Tuesday, 15 April 2014

Cardinality Estimation for Disjunctive (OR) Predicates

Introduction

Back in January 2014, I wrote an article called Cardinality Estimation for Multiple Predicates that described the cardinality estimation process for queries with multiple predicates, from the point of view of the old and new cardinality estimators.

The article describes the various behaviours and formulas involved, along with the usual sprinkling of documented and undocumented trace flags. I described the formula SQL Server 2014 uses to calculate a cardinality estimate for multiple predicates connected with AND (conjunctive predicates), which was already relatively well-known.

Despite some fairly energetic research, and basic-to-intermediate skills with Excel, I was unable to deduce a similar formula for the disjunctive case, where predicates are connected by OR. The trace flag output I describe in the other article clearly showed that exponential backoff was used in the new 2014 cardinality estimator, but the precise formula eluded me.

I gave up on it until a few weeks ago, when I was invited to contribute to the technical review of a White Paper Joe Sack was writing. One of the contributions I was able to make was to point out that exponential backoff was used for disjunctions as well as conjunctions.

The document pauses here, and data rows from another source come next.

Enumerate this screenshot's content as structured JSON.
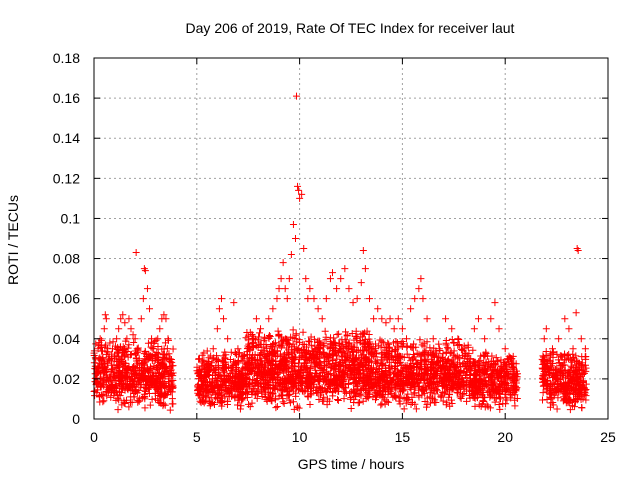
{
  "chart_data": {
    "type": "scatter",
    "title": "Day 206 of 2019, Rate Of TEC Index for receiver laut",
    "xlabel": "GPS time / hours",
    "ylabel": "ROTI / TECUs",
    "xlim": [
      0,
      25
    ],
    "ylim": [
      0,
      0.18
    ],
    "xticks": [
      0,
      5,
      10,
      15,
      20,
      25
    ],
    "xtick_labels": [
      "0",
      "5",
      "10",
      "15",
      "20",
      "25"
    ],
    "yticks": [
      0,
      0.02,
      0.04,
      0.06,
      0.08,
      0.1,
      0.12,
      0.14,
      0.16,
      0.18
    ],
    "ytick_labels": [
      "0",
      "0.02",
      "0.04",
      "0.06",
      "0.08",
      "0.1",
      "0.12",
      "0.14",
      "0.16",
      "0.18"
    ],
    "grid": true,
    "marker": "plus",
    "color": "#ff0000",
    "series": [
      {
        "points": [
          [
            0.1,
            0.025
          ],
          [
            0.2,
            0.035
          ],
          [
            0.3,
            0.04
          ],
          [
            0.4,
            0.03
          ],
          [
            0.5,
            0.045
          ],
          [
            0.55,
            0.052
          ],
          [
            0.6,
            0.05
          ],
          [
            0.7,
            0.03
          ],
          [
            0.8,
            0.02
          ],
          [
            0.9,
            0.035
          ],
          [
            1.0,
            0.03
          ],
          [
            1.1,
            0.04
          ],
          [
            1.2,
            0.045
          ],
          [
            1.3,
            0.05
          ],
          [
            1.4,
            0.052
          ],
          [
            1.5,
            0.048
          ],
          [
            1.6,
            0.04
          ],
          [
            1.7,
            0.05
          ],
          [
            1.8,
            0.045
          ],
          [
            1.9,
            0.042
          ],
          [
            2.0,
            0.04
          ],
          [
            2.05,
            0.083
          ],
          [
            2.1,
            0.035
          ],
          [
            2.2,
            0.03
          ],
          [
            2.3,
            0.05
          ],
          [
            2.4,
            0.06
          ],
          [
            2.45,
            0.075
          ],
          [
            2.5,
            0.074
          ],
          [
            2.6,
            0.065
          ],
          [
            2.7,
            0.055
          ],
          [
            2.8,
            0.04
          ],
          [
            2.9,
            0.035
          ],
          [
            3.0,
            0.03
          ],
          [
            3.1,
            0.04
          ],
          [
            3.2,
            0.045
          ],
          [
            3.3,
            0.05
          ],
          [
            3.4,
            0.052
          ],
          [
            3.5,
            0.05
          ],
          [
            3.6,
            0.04
          ],
          [
            3.7,
            0.03
          ],
          [
            5.1,
            0.03
          ],
          [
            5.3,
            0.028
          ],
          [
            5.5,
            0.025
          ],
          [
            5.8,
            0.035
          ],
          [
            6.0,
            0.045
          ],
          [
            6.1,
            0.055
          ],
          [
            6.2,
            0.06
          ],
          [
            6.3,
            0.05
          ],
          [
            6.5,
            0.04
          ],
          [
            6.8,
            0.058
          ],
          [
            7.0,
            0.035
          ],
          [
            7.3,
            0.03
          ],
          [
            7.5,
            0.025
          ],
          [
            7.7,
            0.04
          ],
          [
            7.9,
            0.05
          ],
          [
            8.1,
            0.045
          ],
          [
            8.3,
            0.04
          ],
          [
            8.5,
            0.05
          ],
          [
            8.7,
            0.055
          ],
          [
            8.9,
            0.06
          ],
          [
            9.0,
            0.065
          ],
          [
            9.1,
            0.07
          ],
          [
            9.2,
            0.078
          ],
          [
            9.3,
            0.065
          ],
          [
            9.4,
            0.06
          ],
          [
            9.5,
            0.07
          ],
          [
            9.6,
            0.082
          ],
          [
            9.7,
            0.097
          ],
          [
            9.8,
            0.09
          ],
          [
            9.85,
            0.161
          ],
          [
            9.9,
            0.116
          ],
          [
            9.95,
            0.114
          ],
          [
            10.0,
            0.11
          ],
          [
            10.1,
            0.112
          ],
          [
            10.2,
            0.085
          ],
          [
            10.3,
            0.07
          ],
          [
            10.4,
            0.06
          ],
          [
            10.5,
            0.065
          ],
          [
            10.7,
            0.06
          ],
          [
            10.9,
            0.055
          ],
          [
            11.1,
            0.05
          ],
          [
            11.3,
            0.06
          ],
          [
            11.5,
            0.07
          ],
          [
            11.6,
            0.073
          ],
          [
            11.8,
            0.065
          ],
          [
            12.0,
            0.07
          ],
          [
            12.2,
            0.075
          ],
          [
            12.4,
            0.065
          ],
          [
            12.6,
            0.058
          ],
          [
            12.8,
            0.06
          ],
          [
            13.0,
            0.068
          ],
          [
            13.1,
            0.084
          ],
          [
            13.2,
            0.075
          ],
          [
            13.4,
            0.06
          ],
          [
            13.6,
            0.05
          ],
          [
            13.8,
            0.055
          ],
          [
            14.0,
            0.05
          ],
          [
            14.2,
            0.048
          ],
          [
            14.4,
            0.05
          ],
          [
            14.6,
            0.045
          ],
          [
            14.8,
            0.05
          ],
          [
            15.0,
            0.045
          ],
          [
            15.2,
            0.04
          ],
          [
            15.4,
            0.055
          ],
          [
            15.6,
            0.06
          ],
          [
            15.8,
            0.065
          ],
          [
            15.9,
            0.07
          ],
          [
            16.0,
            0.06
          ],
          [
            16.2,
            0.05
          ],
          [
            16.5,
            0.04
          ],
          [
            16.8,
            0.035
          ],
          [
            17.1,
            0.05
          ],
          [
            17.4,
            0.045
          ],
          [
            17.7,
            0.04
          ],
          [
            18.0,
            0.035
          ],
          [
            18.5,
            0.045
          ],
          [
            18.7,
            0.05
          ],
          [
            19.0,
            0.04
          ],
          [
            19.3,
            0.05
          ],
          [
            19.5,
            0.058
          ],
          [
            19.7,
            0.045
          ],
          [
            20.0,
            0.035
          ],
          [
            20.3,
            0.03
          ],
          [
            21.9,
            0.04
          ],
          [
            22.0,
            0.045
          ],
          [
            22.3,
            0.035
          ],
          [
            22.6,
            0.04
          ],
          [
            22.9,
            0.05
          ],
          [
            23.1,
            0.045
          ],
          [
            23.3,
            0.035
          ],
          [
            23.45,
            0.053
          ],
          [
            23.5,
            0.085
          ],
          [
            23.55,
            0.084
          ],
          [
            23.7,
            0.04
          ],
          [
            23.9,
            0.035
          ]
        ]
      }
    ],
    "density_segments": [
      {
        "x_start": 0.0,
        "x_end": 3.85,
        "y_min": 0.004,
        "y_max": 0.04,
        "count": 650
      },
      {
        "x_start": 5.0,
        "x_end": 7.3,
        "y_min": 0.004,
        "y_max": 0.035,
        "count": 380
      },
      {
        "x_start": 7.3,
        "x_end": 13.5,
        "y_min": 0.004,
        "y_max": 0.045,
        "count": 1200
      },
      {
        "x_start": 13.5,
        "x_end": 18.3,
        "y_min": 0.004,
        "y_max": 0.04,
        "count": 800
      },
      {
        "x_start": 18.3,
        "x_end": 20.6,
        "y_min": 0.004,
        "y_max": 0.035,
        "count": 380
      },
      {
        "x_start": 21.8,
        "x_end": 23.95,
        "y_min": 0.004,
        "y_max": 0.035,
        "count": 380
      }
    ]
  }
}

The paper has now been released so I can now write about the detail behind the statement that appears there concerning cardinality estimation for disjunctive predicates (thank you Joe for pointing this out to me):

Exponential back-off description

A Bit Of Boolean Logic

The key bit of new information is the second sentence. As soon as I read it, a vague memory from my early education came back to me, as well as from a cunning query rewrite Itzik Ben-Gan shows in one of his books. Both relate to a set of rules for transforming Boolean algebra, known as DeMorgan’s Laws. Wikipedia has this to say:

English expression of De Morgan's laws

This gives us a general way to turn a disjunction into a conjunction.

It is a short step from there to understand that exponential backoff for disjunctions in the SQL Server 2014 cardinality estimator works by applying DeMorgan’s laws.

Converting the troublesome OR to an AND (with the appropriate negations) allows us to reuse the AND exponential backoff calculation for OR predicates.

The Theory

Borrowing from the Wikipedia article again, we have DeMorgan’s Laws stated as:

De Morgan's laws

The interesting transformation from disjunction to conjunction can be expressed as:

not (A or B) is the same as (not A) and (not B)

This does not quite give us a direct translation from OR to AND. We need the extra step of observing:

(A or B) is the same as not (not (A or B))

This trivial double-negative means we can now directly substitute the not (A or B) above, to get:

(A or B) is the same as not ((not A) and (not B))

This gives us OR expressed in terms of NOT and AND.

The last bit of theory we need is that A and B are probabilities expressed as a fraction between 0 and 1, so:

(not X) = (1 – X)

Worked Example

Now we have all we need to show how the disjunctive exponential backoff calculation works in SQL Server 2014 using the AdventureWorks sample database:

SELECT
    NumRows = COUNT_BIG(*)
FROM Production.TransactionHistory AS TH
WHERE
    TH.TransactionID BETWEEN 100000 AND 168412
    OR TH.TransactionDate BETWEEN '20070901' AND '20080313';

There are two predicates in this query, connected by OR.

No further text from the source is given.